Impact on Navigation and Global Communications
Global Navigation Satellite Systems (GNSS), including the U.S.-operated GPS and the European Galileo system, rely on signals traveling through the ionosphere. Solar storms cause ionospheric scintillation—rapid fluctuations in the density of electrons in the upper atmosphere. This disrupts the signal path, leading to “positioning errors” where the reported location can drift by several meters.
For most consumers, this drift is negligible. However, for precision agriculture, autonomous shipping, and aviation approach systems, such errors can be critical. According to the European Space Agency (ESA), aviation operators often reroute flights away from polar regions during severe solar storms to avoid communication blackouts and excessive radiation exposure for crew and passengers.
High-frequency (HF) radio, often used as a backup for long-distance communication in remote areas and by the military, is particularly susceptible to solar flares. A “Radio Blackout” (classified by NOAA from R1 to R5) can render HF communication impossible on the sunlit side of the Earth for minutes or hours.
Monitoring and Mitigation Strategies
To mitigate these risks, international agencies maintain a network of satellites and ground stations. The Deep Space Climate Observatory (DSCOVR) satellite, located at the Lagrange point 1 (L1), acts as a “buoy,” detecting CMEs before they hit Earth. This provides a window of 15 to 60 minutes of warning before the impact on the magnetosphere begins.

Governments and private sectors employ several strategies to protect infrastructure:
- Grid Hardening: Installing series capacitors and blocking devices to prevent GICs from entering transformers.
- Satellite Safe Mode: Switching sensitive instruments to a protected state during peak radiation events.
- Aviation Rerouting: Shifting flight paths to lower latitudes to maintain HF radio contact and reduce radiation.
- Data Redundancy: Using multiple GNSS constellations to cross-verify positioning data during ionospheric instability.
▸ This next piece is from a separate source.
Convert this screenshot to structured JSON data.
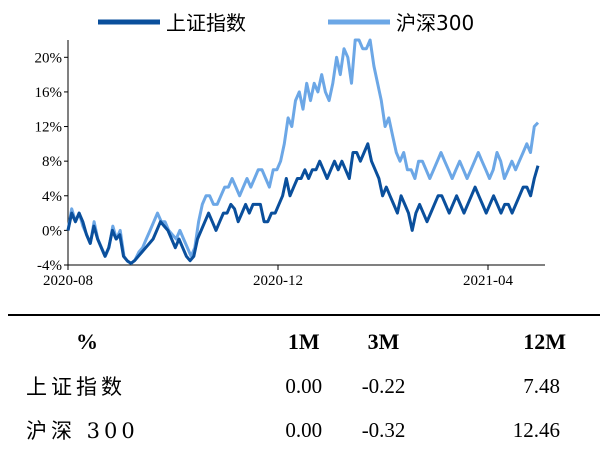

For the general public, there is no direct health risk on the ground, as Earth’s atmosphere and magnetic field shield humans from harmful solar radiation. The primary “disruption” for most people is the potential for intermittent internet outages if undersea cables’ repeaters are affected, or temporary GPS glitches.
The next major milestone for space weather monitoring will be the continued analysis of Solar Cycle 25’s peak. Experts are monitoring whether this cycle will follow the patterns of previous cycles or exceed them in intensity. Official updates and real-time alerts are available through the NOAA SWPC dashboard.